Continuaron el viaje. Eso significaba cortar, empujar, abrirse paso entre los pónicos, apretando los dientes. Avanzaron circunspectos por regiones oscuras donde no había luz, donde los pónicos no crecían. Pasaron por zonas saqueadas, en las que los corredores estaban llenos de escombros. Los pocos seres vivientes que encontraron eran tímidos y rehuían todo contacto; pero los había: una cabra salvaje, un ermitaño loco, una patética banda de subhumanos que escapó a la carrera en cuanto Wantage golpeó las palmas. Así era Rutas Muertas; el vacío encerraba ignoradas eras de silencio. Cuarteles había quedado muy atrás y estaba olvidada. Habían olvidado también la nebulosa meta que los arrastraba, pues el presente, con su incesante exigencia sobre su energía física, les demandaba toda su atención.
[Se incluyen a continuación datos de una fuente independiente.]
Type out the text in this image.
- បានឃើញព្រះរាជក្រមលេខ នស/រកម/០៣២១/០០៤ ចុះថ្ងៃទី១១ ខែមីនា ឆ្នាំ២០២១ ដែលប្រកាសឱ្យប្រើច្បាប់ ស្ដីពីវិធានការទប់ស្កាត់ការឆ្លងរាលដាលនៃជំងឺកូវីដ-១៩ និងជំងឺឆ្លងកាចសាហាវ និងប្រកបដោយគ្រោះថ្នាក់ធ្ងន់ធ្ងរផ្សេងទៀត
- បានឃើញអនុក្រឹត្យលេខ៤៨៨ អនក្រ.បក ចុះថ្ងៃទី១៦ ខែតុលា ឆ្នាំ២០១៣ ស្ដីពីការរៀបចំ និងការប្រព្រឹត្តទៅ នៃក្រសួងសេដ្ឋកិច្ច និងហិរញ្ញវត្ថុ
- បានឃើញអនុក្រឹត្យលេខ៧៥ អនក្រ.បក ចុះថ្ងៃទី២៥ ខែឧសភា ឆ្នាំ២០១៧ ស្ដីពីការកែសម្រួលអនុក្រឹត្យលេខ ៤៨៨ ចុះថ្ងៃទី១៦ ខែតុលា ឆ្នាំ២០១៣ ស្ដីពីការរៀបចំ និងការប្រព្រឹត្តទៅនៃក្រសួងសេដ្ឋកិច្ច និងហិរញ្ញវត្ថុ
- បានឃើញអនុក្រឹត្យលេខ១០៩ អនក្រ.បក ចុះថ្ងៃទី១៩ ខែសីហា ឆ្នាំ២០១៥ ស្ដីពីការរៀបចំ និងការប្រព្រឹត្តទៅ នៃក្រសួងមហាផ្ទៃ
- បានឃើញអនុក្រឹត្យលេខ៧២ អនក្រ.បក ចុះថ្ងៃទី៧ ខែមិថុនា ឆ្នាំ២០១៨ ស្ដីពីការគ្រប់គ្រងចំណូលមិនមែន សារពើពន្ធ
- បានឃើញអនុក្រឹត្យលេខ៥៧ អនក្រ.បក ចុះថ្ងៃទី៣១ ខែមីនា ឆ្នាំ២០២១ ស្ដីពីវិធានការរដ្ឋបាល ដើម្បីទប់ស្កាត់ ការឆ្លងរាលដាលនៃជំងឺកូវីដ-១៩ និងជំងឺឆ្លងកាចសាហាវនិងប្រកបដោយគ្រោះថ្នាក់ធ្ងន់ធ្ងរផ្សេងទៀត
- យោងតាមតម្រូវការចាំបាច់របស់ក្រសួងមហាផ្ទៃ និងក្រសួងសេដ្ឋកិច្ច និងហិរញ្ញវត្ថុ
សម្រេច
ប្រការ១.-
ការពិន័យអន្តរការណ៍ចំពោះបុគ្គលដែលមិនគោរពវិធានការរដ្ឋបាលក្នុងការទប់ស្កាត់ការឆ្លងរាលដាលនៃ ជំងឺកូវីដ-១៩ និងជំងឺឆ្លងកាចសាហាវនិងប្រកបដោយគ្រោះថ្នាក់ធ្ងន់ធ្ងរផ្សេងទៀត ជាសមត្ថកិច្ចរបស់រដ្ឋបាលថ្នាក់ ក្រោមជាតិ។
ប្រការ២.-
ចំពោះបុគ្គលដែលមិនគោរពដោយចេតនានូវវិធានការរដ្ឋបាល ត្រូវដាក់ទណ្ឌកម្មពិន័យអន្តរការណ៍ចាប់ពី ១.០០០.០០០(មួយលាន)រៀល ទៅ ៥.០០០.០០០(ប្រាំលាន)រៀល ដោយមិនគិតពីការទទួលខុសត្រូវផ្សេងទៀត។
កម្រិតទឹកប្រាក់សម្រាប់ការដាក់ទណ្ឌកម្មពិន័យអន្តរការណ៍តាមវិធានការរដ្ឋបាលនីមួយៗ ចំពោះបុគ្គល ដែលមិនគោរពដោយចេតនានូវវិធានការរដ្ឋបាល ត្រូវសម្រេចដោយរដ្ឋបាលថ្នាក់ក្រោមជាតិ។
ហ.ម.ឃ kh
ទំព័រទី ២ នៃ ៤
No siempre era fácil hallar las conexiones subsidiarias entre las distintas cubiertas, aun con la ayuda del plano de Marapper. Los fosos del ascensor solían estar bloqueados y los distintos niveles resultaban a veces callejones sin salida. Pero avanzaron poco a poco, dejando atrás decenas de cubiertas. Y así, ocho velas después de haber abandonado Cuarteles, llegaron a la Cubierta 29.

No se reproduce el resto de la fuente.